Use the simplest strategy for dealing with missing data: assign the majority value of that attribute to all the examples missing that attribute value.
You don't actually have to change the attribute value of an example. You can implement this simply by "fixing" the split on an attribute. The split-tdata procedure will treat a ? value just like any other value and include a split for it. For example, we might have:
```
((small ((expensive (red  small furry))
	 (cheap     (blue small furry))))
 (large ((expensive (pink large furry))
	 (expensive (blue large furry))
	 (cheap     (blue large smooth))))
 (?     ((cheap     (red  ?     smooth)))))
```
In order to treat the ? example as though it had the majority attribute value large, you can just add it to the list of examples for this value, i.e.
```
((small ((expensive (red  small furry))
	 (cheap     (blue small furry))))
 (large ((expensive (pink large furry))
	 (expensive (blue large furry))
	 (cheap     (blue large smooth))))
         (cheap     (red  ?     smooth)))))
```
The rest of your code should pretty much be the same as the regular learn-dtree.
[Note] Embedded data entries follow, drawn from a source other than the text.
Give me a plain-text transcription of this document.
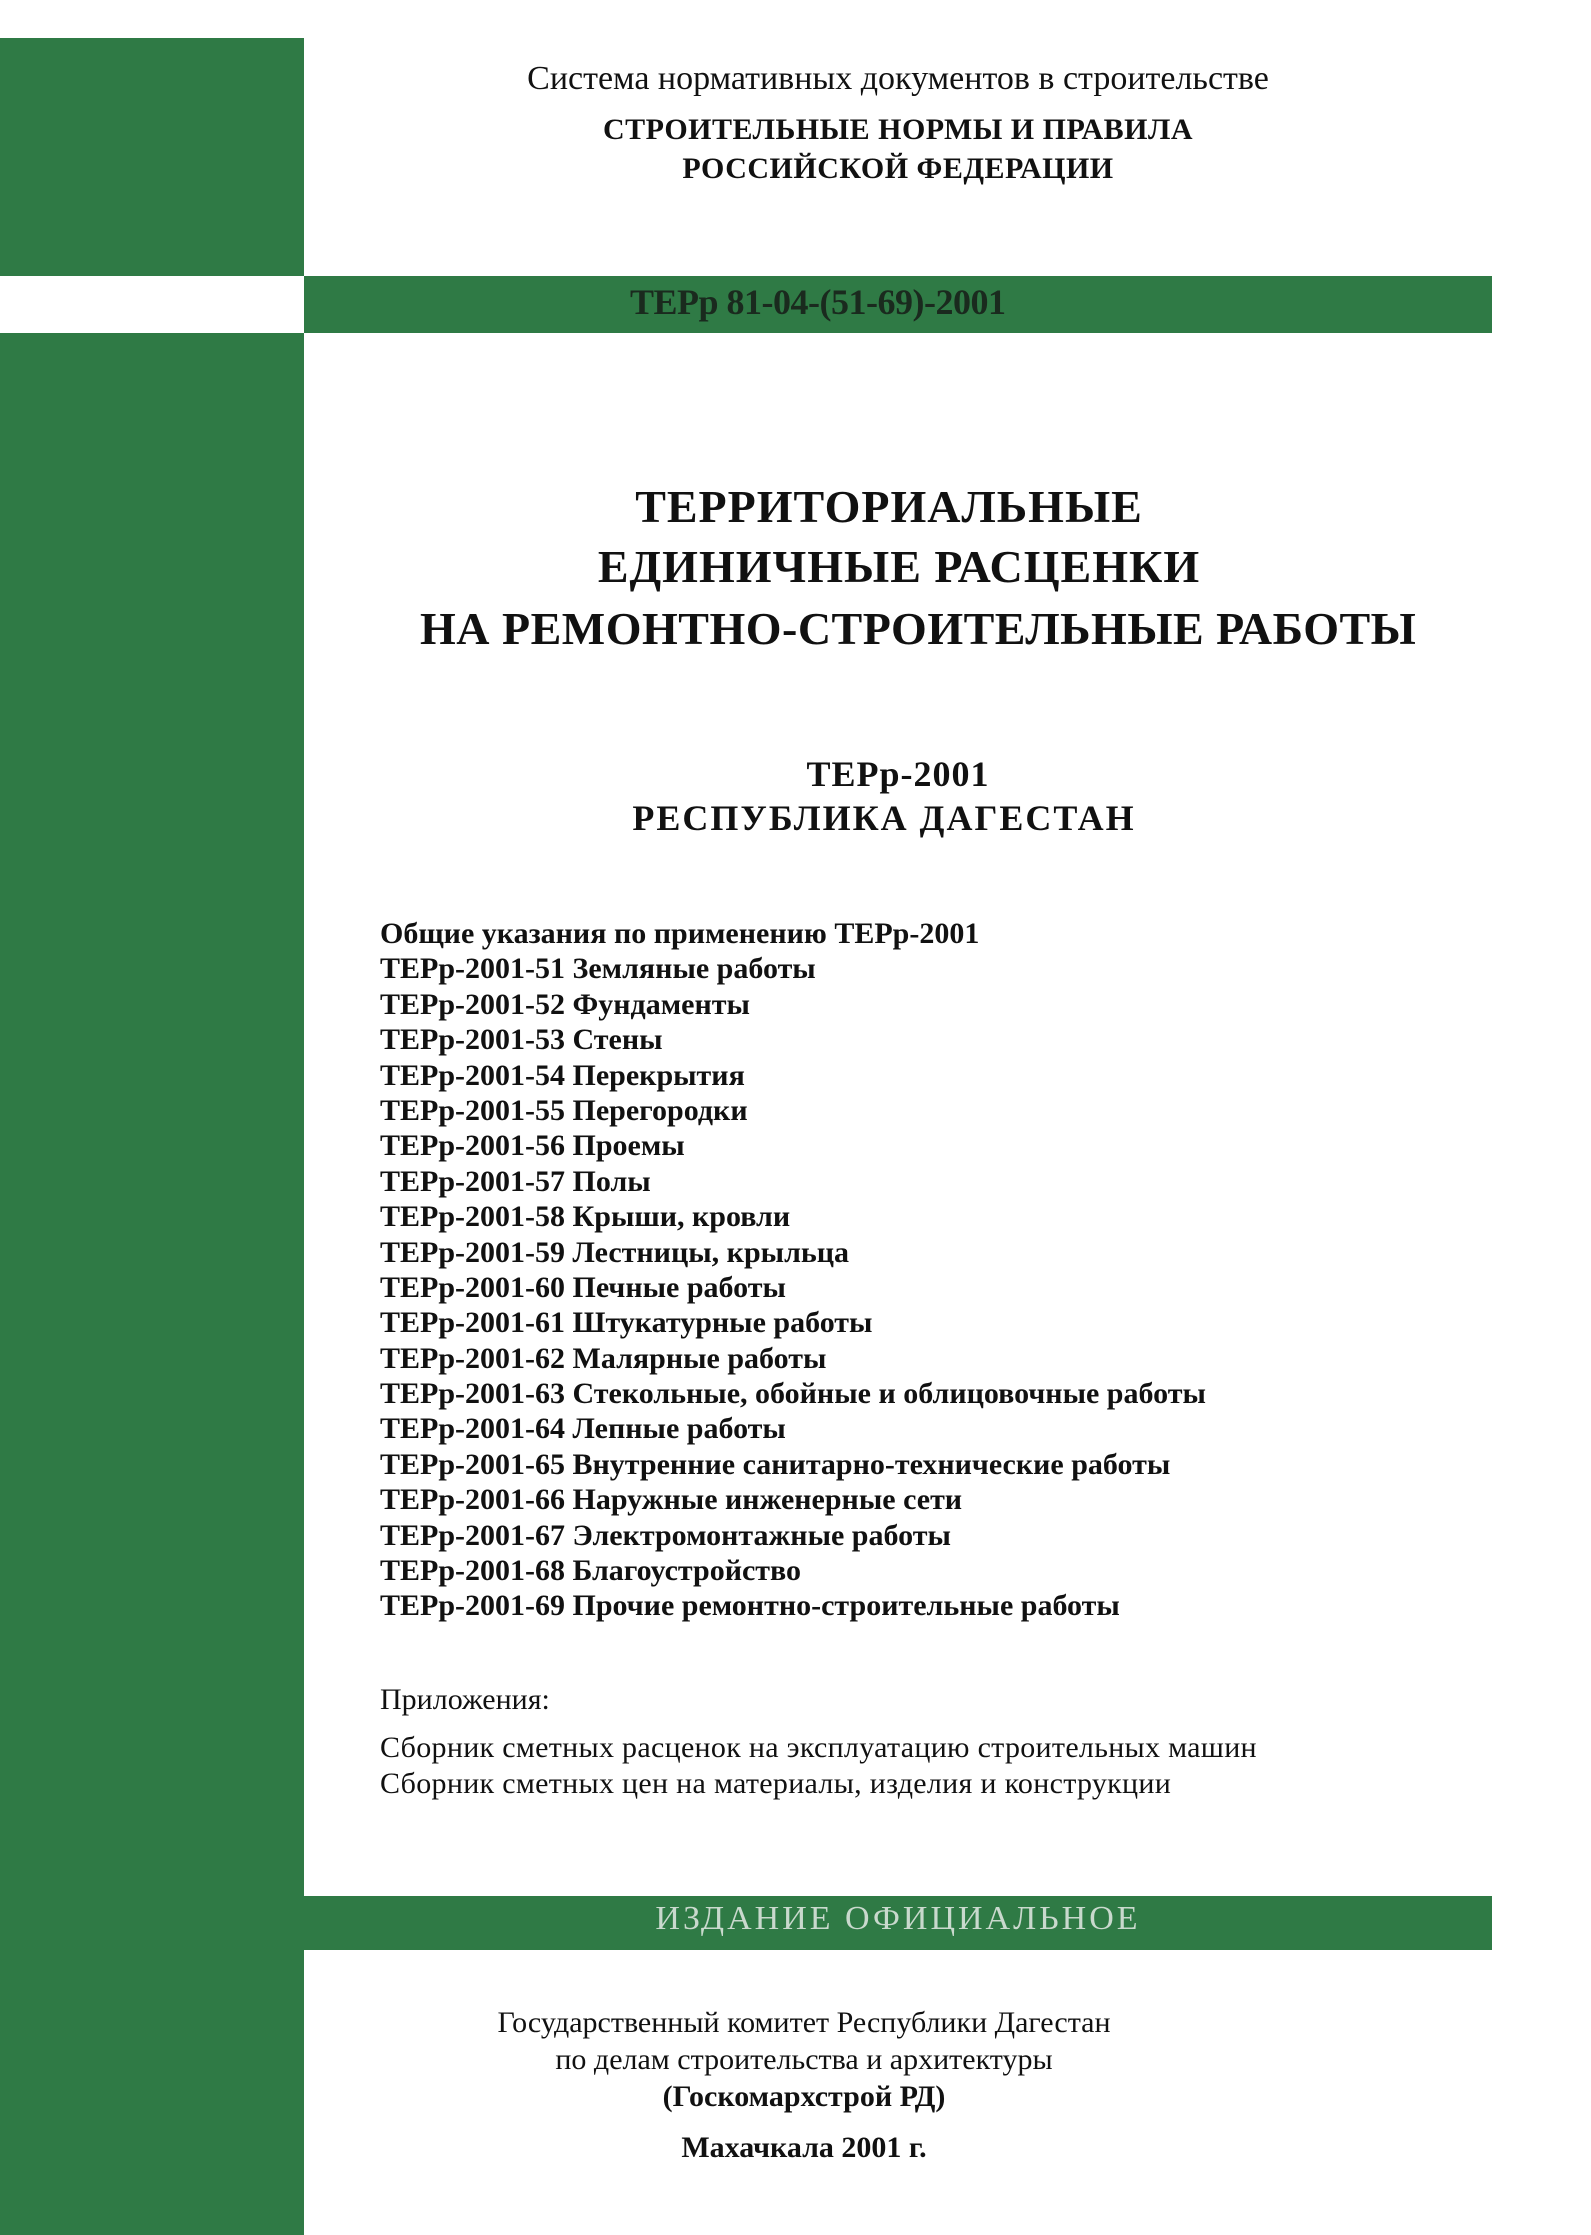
Система нормативных документов в строительстве
СТРОИТЕЛЬНЫЕ НОРМЫ И ПРАВИЛА
РОССИЙСКОЙ ФЕДЕРАЦИИ
ТЕРр 81-04-(51-69)-2001
ТЕРРИТОРИАЛЬНЫЕ
ЕДИНИЧНЫЕ РАСЦЕНКИ
НА РЕМОНТНО-СТРОИТЕЛЬНЫЕ РАБОТЫ
ТЕРр-2001
РЕСПУБЛИКА ДАГЕСТАН
Общие указания по применению ТЕРр-2001
ТЕРр-2001-51 Земляные работы
ТЕРр-2001-52 Фундаменты
ТЕРр-2001-53 Стены
ТЕРр-2001-54 Перекрытия
ТЕРр-2001-55 Перегородки
ТЕРр-2001-56 Проемы
ТЕРр-2001-57 Полы
ТЕРр-2001-58 Крыши, кровли
ТЕРр-2001-59 Лестницы, крыльца
ТЕРр-2001-60 Печные работы
ТЕРр-2001-61 Штукатурные работы
ТЕРр-2001-62 Малярные работы
ТЕРр-2001-63 Стекольные, обойные и облицовочные работы
ТЕРр-2001-64 Лепные работы
ТЕРр-2001-65 Внутренние санитарно-технические работы
ТЕРр-2001-66 Наружные инженерные сети
ТЕРр-2001-67 Электромонтажные работы
ТЕРр-2001-68 Благоустройство
ТЕРр-2001-69 Прочие ремонтно-строительные работы
Приложения:
Сборник сметных расценок на эксплуатацию строительных машин
Сборник сметных цен на материалы, изделия и конструкции
ИЗДАНИЕ ОФИЦИАЛЬНОЕ
Государственный комитет Республики Дагестан
по делам строительства и архитектуры
(Госкомархстрой РД)
Махачкала 2001 г.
I have added another procedure to the support code (version 1.3). It is not necessary to use this procedure, but you may find it helpful. The procedure is:
```
  (majority-attribute-value tdata anames attribute)
```
It will pick out the attribute value with the largest number of examples, excluding the ? attribute value. If the only attribute value in tdata is ?, then it returns '(). You can assume that you don't have to worry about this return value.
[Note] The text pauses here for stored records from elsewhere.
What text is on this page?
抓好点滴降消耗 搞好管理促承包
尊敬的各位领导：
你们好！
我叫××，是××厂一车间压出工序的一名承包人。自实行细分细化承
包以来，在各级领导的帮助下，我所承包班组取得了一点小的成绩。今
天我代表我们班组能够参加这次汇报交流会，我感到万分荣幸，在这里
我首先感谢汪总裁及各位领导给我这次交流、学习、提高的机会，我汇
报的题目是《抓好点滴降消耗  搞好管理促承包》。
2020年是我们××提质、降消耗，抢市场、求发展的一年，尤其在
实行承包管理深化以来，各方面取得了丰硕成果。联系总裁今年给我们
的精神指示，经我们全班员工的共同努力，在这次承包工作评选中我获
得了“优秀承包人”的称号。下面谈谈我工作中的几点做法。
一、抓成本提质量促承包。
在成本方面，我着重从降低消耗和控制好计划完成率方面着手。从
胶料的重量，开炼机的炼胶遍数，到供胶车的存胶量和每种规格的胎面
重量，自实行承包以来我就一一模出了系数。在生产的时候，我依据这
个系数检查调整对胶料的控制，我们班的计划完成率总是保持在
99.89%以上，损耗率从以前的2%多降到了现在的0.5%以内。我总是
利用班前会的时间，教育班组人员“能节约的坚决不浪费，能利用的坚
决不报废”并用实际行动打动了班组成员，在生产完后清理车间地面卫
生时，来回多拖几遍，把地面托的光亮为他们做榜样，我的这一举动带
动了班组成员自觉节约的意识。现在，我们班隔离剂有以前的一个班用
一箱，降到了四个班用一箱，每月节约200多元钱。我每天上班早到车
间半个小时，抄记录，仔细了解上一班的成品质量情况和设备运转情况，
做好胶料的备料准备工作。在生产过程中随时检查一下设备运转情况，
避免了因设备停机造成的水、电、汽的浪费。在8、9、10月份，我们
You should be able to do this problem with one small change to your learn-dtree code, plus about 15-20 additional lines of code.

Problem 5

Run the following tests with your code:

Run your learn-dtree and chi^2-learn-dtree procedures on the mushroom data sets 1 and 2, and test the resulting decision trees on the other data set. Show the resulting decision trees (leave them in the Scheme representation instead of drawing them). Which procedure is better on your tests?
Run your learn-dtree, chi^2-learn-dtree, and missing-learn-dtree procedures on the voting-data1 and voting-data2 data sets and test the resulting decision trees on the other data set. Show the resulting decision trees, as above. Which procedure is best on your tests?